The preschool class party was one of the last hurrahs for my then five year old. The entire family attended, including our ten-day old newborn, whose only interest was nursing. His lack of other interests turned out to be good fortune because another mother-son duo at the party were contagious with chicken pox and began showing symptoms the day after the party. Had the mother held my newborn or the child played with him, the results could have been fatal for our son.

Having immunized my older child, who played with his contagious friend, I was relieved that no one in our home contracted chicken pox and no one passed it on to our new baby.

While I was angry when the mother revealed that she’d purposely left her son unvaccinated against chicken pox, I felt proud that I had chosen well, I had protected both my children, and I had understood and agreed with what public health officials had proposed: that children need the varicella vaccine. I had both done what I was supposed to, and nothing bad happened. So that’s the end of the story, right?

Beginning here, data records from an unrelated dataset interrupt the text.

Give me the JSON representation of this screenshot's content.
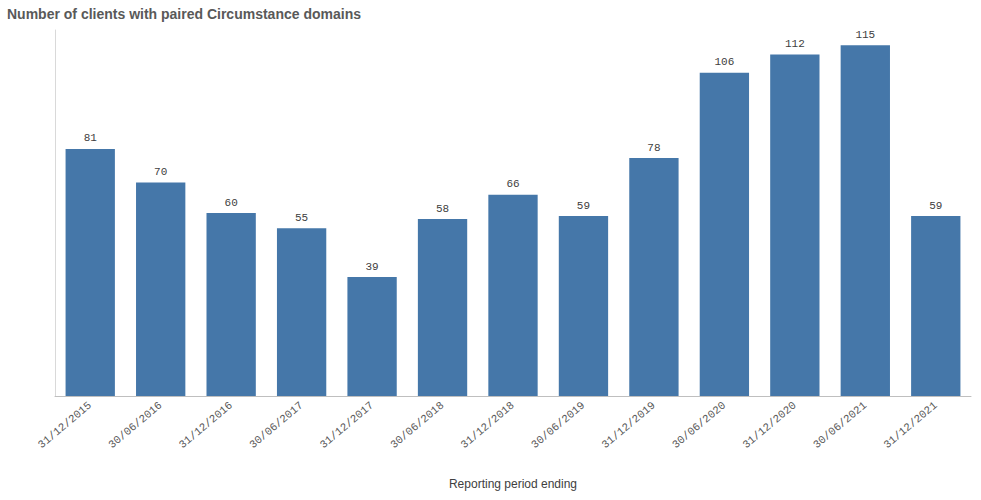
{
  "chart_data": {
    "type": "bar",
    "title": "Number of clients with paired Circumstance domains",
    "x_label": "Reporting period ending",
    "categories": [
      "31/12/2015",
      "30/06/2016",
      "31/12/2016",
      "30/06/2017",
      "31/12/2017",
      "30/06/2018",
      "31/12/2018",
      "30/06/2019",
      "31/12/2019",
      "30/06/2020",
      "31/12/2020",
      "30/06/2021",
      "31/12/2021"
    ],
    "values": [
      81,
      70,
      60,
      55,
      39,
      58,
      66,
      59,
      78,
      106,
      112,
      115,
      59
    ],
    "color": "#4577a9",
    "ylim": [
      0,
      120
    ],
    "grid": false,
    "data_labels": true,
    "tick_labels": "x"
  }
}
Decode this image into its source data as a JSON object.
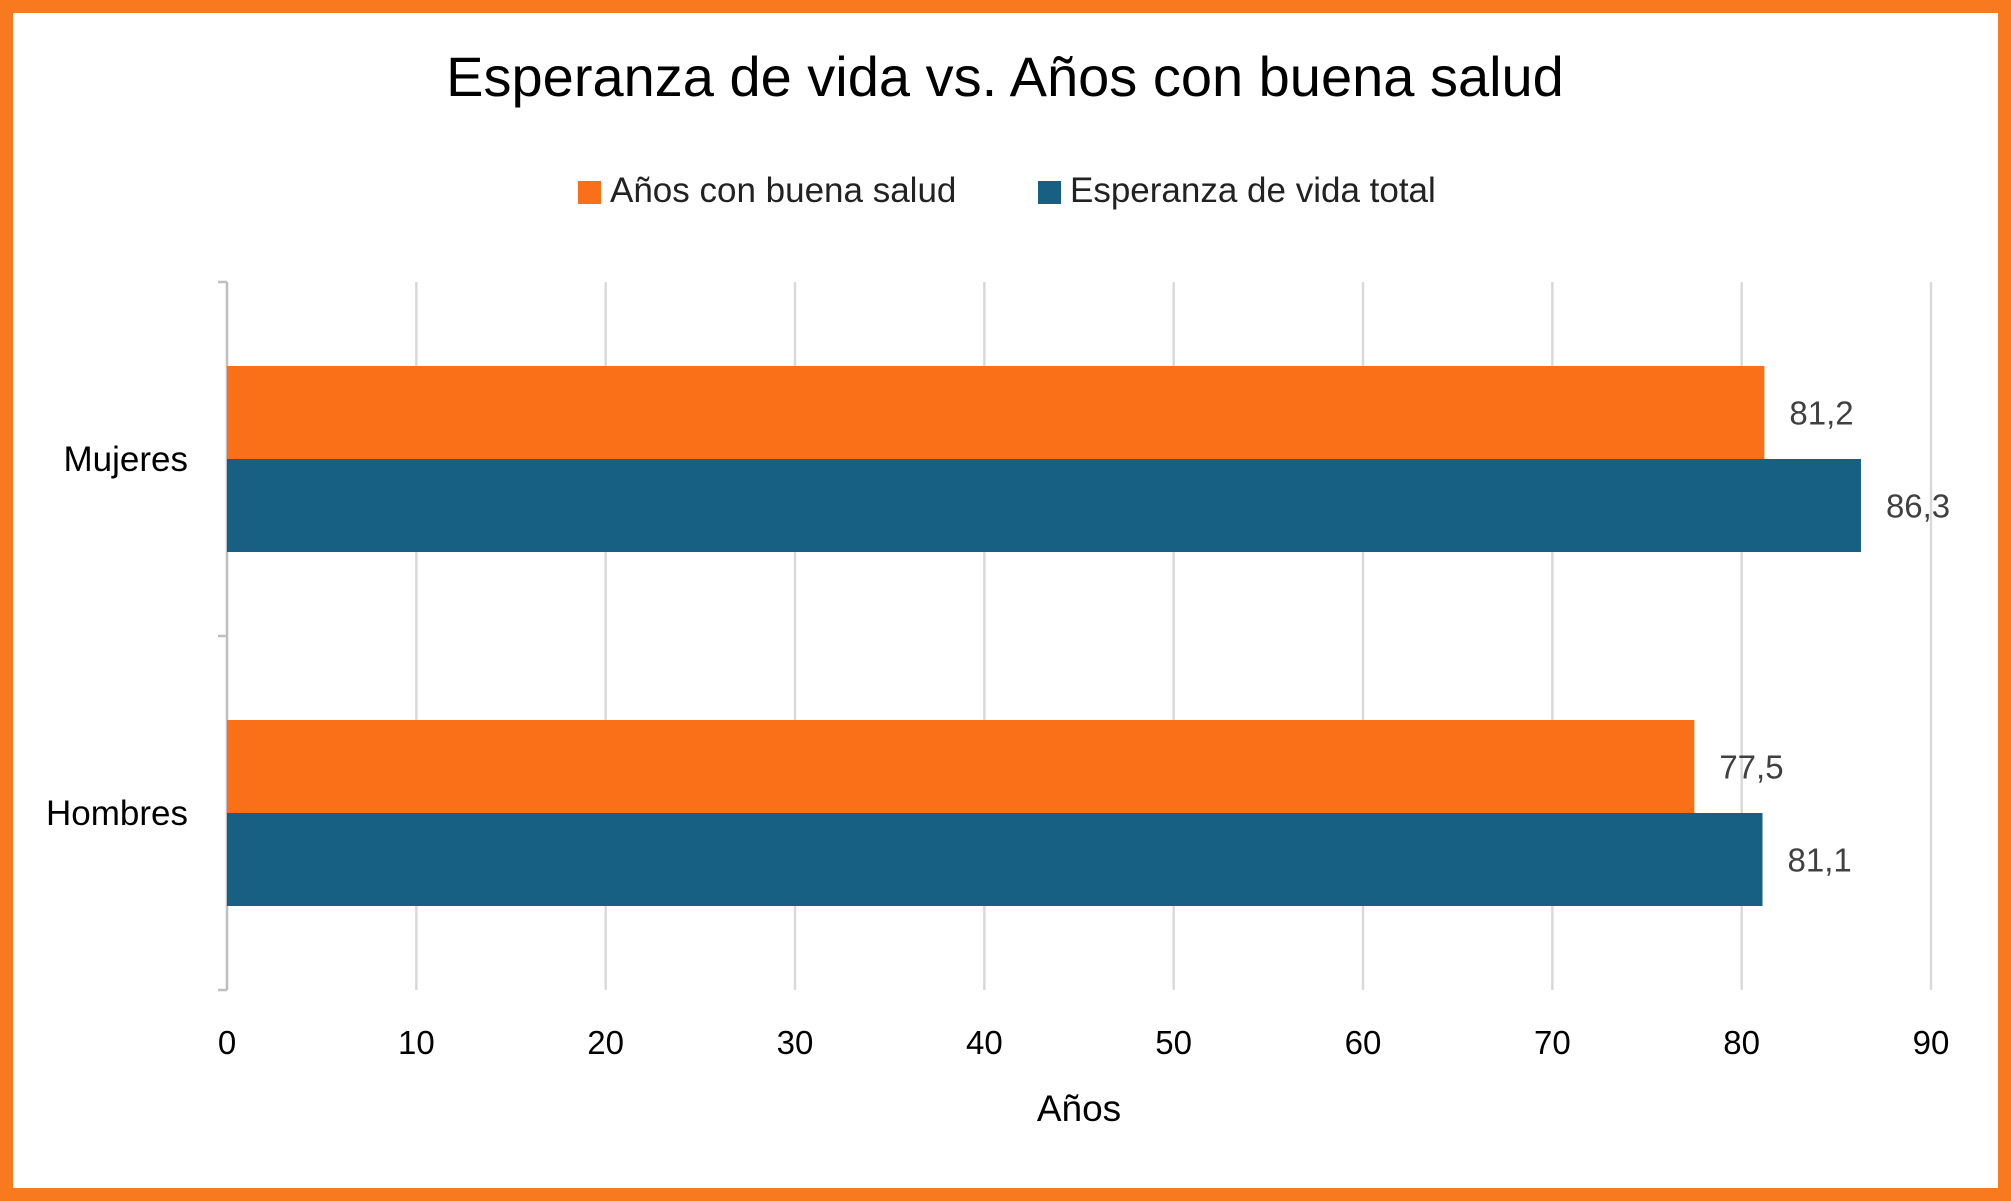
{
  "chart_data": {
    "type": "bar",
    "orientation": "horizontal",
    "title": "Esperanza de vida vs. Años con buena salud",
    "xlabel": "Años",
    "ylabel": "",
    "categories": [
      "Mujeres",
      "Hombres"
    ],
    "series": [
      {
        "name": "Años con buena salud",
        "color": "#F97018",
        "values": [
          81.2,
          77.5
        ],
        "labels": [
          "81,2",
          "77,5"
        ]
      },
      {
        "name": "Esperanza de vida total",
        "color": "#176083",
        "values": [
          86.3,
          81.1
        ],
        "labels": [
          "86,3",
          "81,1"
        ]
      }
    ],
    "xlim": [
      0,
      90
    ],
    "xticks": [
      "0",
      "10",
      "20",
      "30",
      "40",
      "50",
      "60",
      "70",
      "80",
      "90"
    ],
    "grid": true,
    "legend": "top",
    "border_color": "#F97A1E"
  }
}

Obviously, it’s not the end of the story. Unfortunately, this was not the last mother I met who felt that this vaccine or that vaccine or every vaccine was unimportant or unsafe or just plain dumb. People passed their opinions from parent to parent without regard to the facts, and sometimes their opinions endangered my child’s and my community’s health. I wanted parents to feel as responsible to the community my children were growing up in as I did. At first, I wondered why doctors and people working in public health couldn’t get the message through. I wondered if they were really reaching parents or knew how to craft their message. From my standpoint, it felt like they indeed were doing their jobs.

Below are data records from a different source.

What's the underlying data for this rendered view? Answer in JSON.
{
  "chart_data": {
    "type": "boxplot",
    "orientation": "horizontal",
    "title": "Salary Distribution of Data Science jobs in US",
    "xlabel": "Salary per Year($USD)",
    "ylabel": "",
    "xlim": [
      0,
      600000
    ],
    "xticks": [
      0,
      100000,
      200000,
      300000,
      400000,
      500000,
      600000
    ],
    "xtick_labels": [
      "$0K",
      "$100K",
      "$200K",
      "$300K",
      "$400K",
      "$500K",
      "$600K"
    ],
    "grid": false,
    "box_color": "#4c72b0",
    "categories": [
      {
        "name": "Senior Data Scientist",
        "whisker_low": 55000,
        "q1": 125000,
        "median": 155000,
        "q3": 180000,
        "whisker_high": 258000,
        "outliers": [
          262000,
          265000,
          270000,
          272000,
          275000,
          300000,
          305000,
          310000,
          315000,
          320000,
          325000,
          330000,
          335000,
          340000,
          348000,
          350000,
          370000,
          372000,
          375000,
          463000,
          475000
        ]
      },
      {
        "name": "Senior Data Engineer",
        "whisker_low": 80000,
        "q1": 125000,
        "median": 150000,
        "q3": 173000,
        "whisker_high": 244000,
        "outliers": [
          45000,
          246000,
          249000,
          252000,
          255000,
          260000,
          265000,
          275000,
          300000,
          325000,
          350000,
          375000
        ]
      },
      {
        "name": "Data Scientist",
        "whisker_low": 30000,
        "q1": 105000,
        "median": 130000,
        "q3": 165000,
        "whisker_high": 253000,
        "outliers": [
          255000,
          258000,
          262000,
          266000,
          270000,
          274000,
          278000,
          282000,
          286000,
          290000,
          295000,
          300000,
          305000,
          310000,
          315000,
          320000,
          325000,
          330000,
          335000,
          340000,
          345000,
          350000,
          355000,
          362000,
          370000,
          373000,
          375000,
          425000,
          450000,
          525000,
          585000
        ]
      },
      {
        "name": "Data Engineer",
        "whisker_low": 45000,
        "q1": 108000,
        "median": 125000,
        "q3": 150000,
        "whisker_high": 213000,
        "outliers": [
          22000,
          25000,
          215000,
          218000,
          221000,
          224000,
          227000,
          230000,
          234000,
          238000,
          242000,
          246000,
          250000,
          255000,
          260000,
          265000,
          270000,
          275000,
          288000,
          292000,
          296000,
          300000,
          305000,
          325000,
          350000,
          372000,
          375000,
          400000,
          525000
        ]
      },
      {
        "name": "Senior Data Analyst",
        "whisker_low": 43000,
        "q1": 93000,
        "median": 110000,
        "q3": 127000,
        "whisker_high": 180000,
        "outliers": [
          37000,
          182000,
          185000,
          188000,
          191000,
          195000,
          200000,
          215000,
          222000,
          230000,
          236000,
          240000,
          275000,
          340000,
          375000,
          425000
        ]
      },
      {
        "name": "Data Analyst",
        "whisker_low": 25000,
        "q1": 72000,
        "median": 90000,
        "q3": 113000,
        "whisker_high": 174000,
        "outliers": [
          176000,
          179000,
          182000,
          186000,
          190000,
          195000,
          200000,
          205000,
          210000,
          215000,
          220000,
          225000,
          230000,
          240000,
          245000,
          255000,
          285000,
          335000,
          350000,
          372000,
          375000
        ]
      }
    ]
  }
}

I have always been grateful to those who work to keep our children safe and healthy, and I have long relied on them and their dedication to our communities. So what was the deal with all these vaccine-hesitant parents? I realized, over time, that I was the one not doing my job, that for too long I had been complacent. I had been happy to vaccinate my children and had not worried about the anti-vaccine message broadcast on the news or the mom who was convinced organic foods were all her children needed to prevent disease. I let them have their thing, and I had mine. I could only do my part to protect my children and my community.

The 2011 measles outbreak  was a game-changer for me. Children in our community were sickened by measles for no reason other than their parents’ unfounded fears about autism and the lies that connected it to vaccines. I realized that I needed to protect my community against not only measles, but also the lies about autism and vaccines that had circulated for too long from parent-to-parent like its own disease.

Parents can no longer be complacent. It is our job to bring our children in to be immunized, but it is also our job to be sure that the story told about vaccination is truthful. For that reason, I am one of the parents behind Voices for Vaccines. We are working to help parents speak up for immunization by getting the tools they need to advocate for them. In order for our children to live in healthy communities, we must take on our share of the responsibility to make those communities healthy. We must not allow space for misinformation or untruthfulness. It’s time for our voices to be heard. Please join us and work to keep your community and mine safe from vaccine-preventable disease.